Even though it is hard, the best thing about MMA training is that it can’t become boring. In other arts like Muay Thai, classes all look the same and can get boring over time. But there is so much to learn in MMA and this mix of grappling and striking will always keep your mind busy.
It takes around 4–5 years of hard MMA training before you can start competing as a pro-fighter.
BJJ and MMA are two separate martial arts that differ a lot in various aspects. Since there are so many differences, deciding which one is better for you should not be that hard. Here is our last opinion that might help you make the right decision.

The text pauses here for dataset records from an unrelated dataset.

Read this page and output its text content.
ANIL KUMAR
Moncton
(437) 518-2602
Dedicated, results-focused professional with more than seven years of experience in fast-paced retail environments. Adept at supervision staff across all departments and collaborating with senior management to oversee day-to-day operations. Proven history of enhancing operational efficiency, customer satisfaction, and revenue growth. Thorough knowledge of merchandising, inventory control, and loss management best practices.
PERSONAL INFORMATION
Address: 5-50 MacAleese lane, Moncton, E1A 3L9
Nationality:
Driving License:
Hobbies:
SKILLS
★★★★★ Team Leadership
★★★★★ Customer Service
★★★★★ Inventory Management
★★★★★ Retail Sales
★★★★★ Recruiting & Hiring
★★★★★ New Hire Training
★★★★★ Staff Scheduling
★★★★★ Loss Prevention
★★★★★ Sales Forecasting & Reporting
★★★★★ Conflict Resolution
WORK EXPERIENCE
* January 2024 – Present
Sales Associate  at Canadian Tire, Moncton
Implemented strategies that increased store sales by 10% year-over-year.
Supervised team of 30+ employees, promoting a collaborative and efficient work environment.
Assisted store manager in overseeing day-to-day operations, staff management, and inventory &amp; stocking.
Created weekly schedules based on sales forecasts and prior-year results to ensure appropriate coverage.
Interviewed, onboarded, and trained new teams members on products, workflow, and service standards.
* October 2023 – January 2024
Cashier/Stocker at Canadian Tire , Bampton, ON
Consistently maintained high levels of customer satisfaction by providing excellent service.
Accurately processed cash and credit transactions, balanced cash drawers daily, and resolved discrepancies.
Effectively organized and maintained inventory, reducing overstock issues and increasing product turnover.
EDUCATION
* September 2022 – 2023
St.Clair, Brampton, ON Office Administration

BJJ is for people who are in love with grappling and want to learn the best ground fighting skills. Hands down, not a single martial art out there will teach you better grappling skills. Training is hard and includes a lot of sparring, but that’s what makes it fun to train. Even though it doesn’t teach striking, it is great for self-defense and you can easily shift to MMA later.
MMA is for you if you want to develop all-around skills and master multiple fighting styles. You will learn how to strike, grapple, and fight in the clinch or on the ground which is great for self-defense. Like in BJJ, training in multiple fighting styles all the time is very hard, but on the other side, can’t get boring.
The best thing about both of these fighting styles is that it’s never too late to start training. We can often see 60 or 70-year-olds rolling around in BJJ classes and having the time of their lives. The same stands for MMA where you don’t have to be young or in shape to start with the classes.